Alright, sports fans, let’s play “The Nickname Game.” I’ll give you a nickname, then you tell me the name of the athlete associated with that nickname. For starters, here’s an easy one: “Y-A-Z.” “Carl Yastrzemski,” you answer instantly: the Boston Red Sox “Hall of Fame” outfielder. Correct! Advance to the next round; but the Yaz match I’m really looking for is right here in our Desert Foothills. He’s Alex Yazdi, turned 17 on June 2, an OL/DL starting “force” for Head Coach Chad DeGrenier’s Football Falcons, and slated for a lot of playing time this winter at center and power forward for new Head Basketball Coach Tyler Dummett’s 2010-2011 Varsity hoopsters.

Playing two major sports is impressive enough; add to those athletic achievements a National Honor Society-qualifying 4.67 GPA (from his Advance Placement courses) and you begin to appreciate Yaz for the truly remarkable young man that he is! If measured numerically, his modesty would exceed that stratospheric GPA.

Ask the man who football coaches him, Coach DeGrenier: “Yaz is so hard-working! Such a great team leader! The way he’s matured … grown up … since his freshman season is awesome!” Would you be-lieve that his freshman season under Coach Jerry Cumberland was his first in organized football?! “My Mom wouldn’t let me play before then,” Yaz amusedly shared with Sonoran News. Last season, from the privilege of extending postgame congratulations to his parents, Creekers Hamid and Greta Yazdi, the source of his modesty couldn’t be clearer. Yazdis, you’ve raised up one outstanding son!

In the first game of his sophomore season, Yaz tore a tendon in his left ankle and didn’t play again; but in 2009, his quickness, agility and strength showed up in big defensive plays in the critical “road” wins over Cienega and Greenway that would set the tone for the Falcons’ 11-1 season. The play he most remembers? “Against Sunnyslope, I pancaked my guy, springing Zack (Sexton) loose for our first touchdown.” From Yaz, at 6’2”, 250 lbs. (and weight training toward his goal of 270), Falcon fans can look for a lot more of those IHOP blocks!

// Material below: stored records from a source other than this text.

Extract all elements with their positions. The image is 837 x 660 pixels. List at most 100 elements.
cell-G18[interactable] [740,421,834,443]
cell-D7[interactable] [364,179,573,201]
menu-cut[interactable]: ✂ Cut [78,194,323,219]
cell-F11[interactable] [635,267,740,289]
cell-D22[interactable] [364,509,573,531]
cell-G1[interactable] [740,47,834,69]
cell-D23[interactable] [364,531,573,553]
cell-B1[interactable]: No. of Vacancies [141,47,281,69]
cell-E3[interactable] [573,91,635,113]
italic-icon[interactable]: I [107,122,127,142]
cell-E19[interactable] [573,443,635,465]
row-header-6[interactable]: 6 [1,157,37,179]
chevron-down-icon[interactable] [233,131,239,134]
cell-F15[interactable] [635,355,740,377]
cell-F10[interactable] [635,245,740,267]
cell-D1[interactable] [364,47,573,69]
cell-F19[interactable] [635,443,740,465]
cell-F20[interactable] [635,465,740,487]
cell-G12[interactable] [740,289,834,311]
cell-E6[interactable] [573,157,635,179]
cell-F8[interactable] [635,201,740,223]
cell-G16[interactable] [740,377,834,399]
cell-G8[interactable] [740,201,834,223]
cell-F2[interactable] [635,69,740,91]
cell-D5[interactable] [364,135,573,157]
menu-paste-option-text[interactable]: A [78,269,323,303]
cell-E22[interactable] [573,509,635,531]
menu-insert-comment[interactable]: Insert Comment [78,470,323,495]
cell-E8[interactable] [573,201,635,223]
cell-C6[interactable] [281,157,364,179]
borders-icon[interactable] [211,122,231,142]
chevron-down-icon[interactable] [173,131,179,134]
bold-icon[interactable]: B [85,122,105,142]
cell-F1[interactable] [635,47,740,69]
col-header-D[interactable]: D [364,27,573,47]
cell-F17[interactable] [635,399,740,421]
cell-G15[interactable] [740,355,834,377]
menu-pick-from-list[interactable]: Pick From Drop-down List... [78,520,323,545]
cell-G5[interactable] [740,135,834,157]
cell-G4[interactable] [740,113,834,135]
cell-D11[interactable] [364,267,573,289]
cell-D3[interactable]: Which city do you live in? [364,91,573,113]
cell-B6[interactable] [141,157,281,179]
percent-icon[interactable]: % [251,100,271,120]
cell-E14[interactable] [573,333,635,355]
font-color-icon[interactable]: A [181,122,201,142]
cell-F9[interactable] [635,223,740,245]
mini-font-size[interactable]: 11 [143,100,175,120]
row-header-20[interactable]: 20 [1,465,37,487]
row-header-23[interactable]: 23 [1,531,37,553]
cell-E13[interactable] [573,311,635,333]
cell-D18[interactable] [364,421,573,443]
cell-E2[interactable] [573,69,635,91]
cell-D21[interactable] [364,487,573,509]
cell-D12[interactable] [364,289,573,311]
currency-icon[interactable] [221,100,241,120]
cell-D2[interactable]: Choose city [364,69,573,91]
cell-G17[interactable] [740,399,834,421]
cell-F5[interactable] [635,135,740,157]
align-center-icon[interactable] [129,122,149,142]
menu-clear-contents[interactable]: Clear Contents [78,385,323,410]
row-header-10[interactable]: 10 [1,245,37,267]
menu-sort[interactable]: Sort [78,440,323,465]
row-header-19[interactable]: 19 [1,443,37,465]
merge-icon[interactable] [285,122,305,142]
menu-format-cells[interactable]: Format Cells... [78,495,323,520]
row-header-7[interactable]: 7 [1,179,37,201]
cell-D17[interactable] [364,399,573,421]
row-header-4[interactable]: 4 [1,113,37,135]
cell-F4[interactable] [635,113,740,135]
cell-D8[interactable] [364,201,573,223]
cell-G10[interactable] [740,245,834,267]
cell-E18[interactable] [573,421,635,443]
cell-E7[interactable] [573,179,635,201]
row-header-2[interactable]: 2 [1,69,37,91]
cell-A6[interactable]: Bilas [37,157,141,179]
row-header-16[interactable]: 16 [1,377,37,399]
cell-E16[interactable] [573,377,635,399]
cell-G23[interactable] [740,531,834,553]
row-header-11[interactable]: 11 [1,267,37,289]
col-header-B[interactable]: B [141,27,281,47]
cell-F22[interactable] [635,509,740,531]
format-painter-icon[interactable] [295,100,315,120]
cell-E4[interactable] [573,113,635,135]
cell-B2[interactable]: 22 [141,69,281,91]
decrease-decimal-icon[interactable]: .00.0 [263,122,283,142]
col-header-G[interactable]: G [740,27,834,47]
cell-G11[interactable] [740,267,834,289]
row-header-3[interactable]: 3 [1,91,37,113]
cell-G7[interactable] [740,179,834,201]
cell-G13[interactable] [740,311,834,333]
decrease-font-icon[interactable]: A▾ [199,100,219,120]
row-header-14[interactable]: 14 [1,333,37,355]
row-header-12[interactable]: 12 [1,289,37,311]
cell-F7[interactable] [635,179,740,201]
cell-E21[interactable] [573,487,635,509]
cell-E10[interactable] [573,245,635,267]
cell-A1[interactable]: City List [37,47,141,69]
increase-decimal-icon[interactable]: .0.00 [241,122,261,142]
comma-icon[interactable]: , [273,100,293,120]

He understands that just as in 2009, “senior leadership” will be the key to the Falcons’ 2010 success. What does that mean to Yaz?

“We’ve got to be strong … show the team that we’re able to lead. Leaders aren’t born: they’re made. Like anything else, leadership is achieved through hard work. If we seniors work hard, the team will feed off our commitment and be successful. If all of us keep working, I believe we’ll have a great season.” He convincingly talks about “me and Joey (Hughes) doing everything we can to support and encourage Bryce (Kinsler, the likely sophomore starter at quarterback).”

In his “spare time,” Yaz works as a student intern in Mayo Clinic’s and T-Gen’s breast cancer research programs.  He aspires to become a pediatrician; but first will come playing football collegiately. He’s already been encouraged by recruiting contacts from four Division I schools, which, with assistance from his coaches and Hamid and Greta, he’ll thought fully sort through.

Near the end of our interview, Yaz mentions that he’s a member of the French Honor Society. In my dreaming, I punch up a mental image of Yaz, down in a three-point stance against a “trash talking” defensive lineman, whom he promises quietly (in French, of course), “Monsieur, I’m going to pancake your fat ass!”

Yaz, may this, your senior season, be everything you’re dreaming of!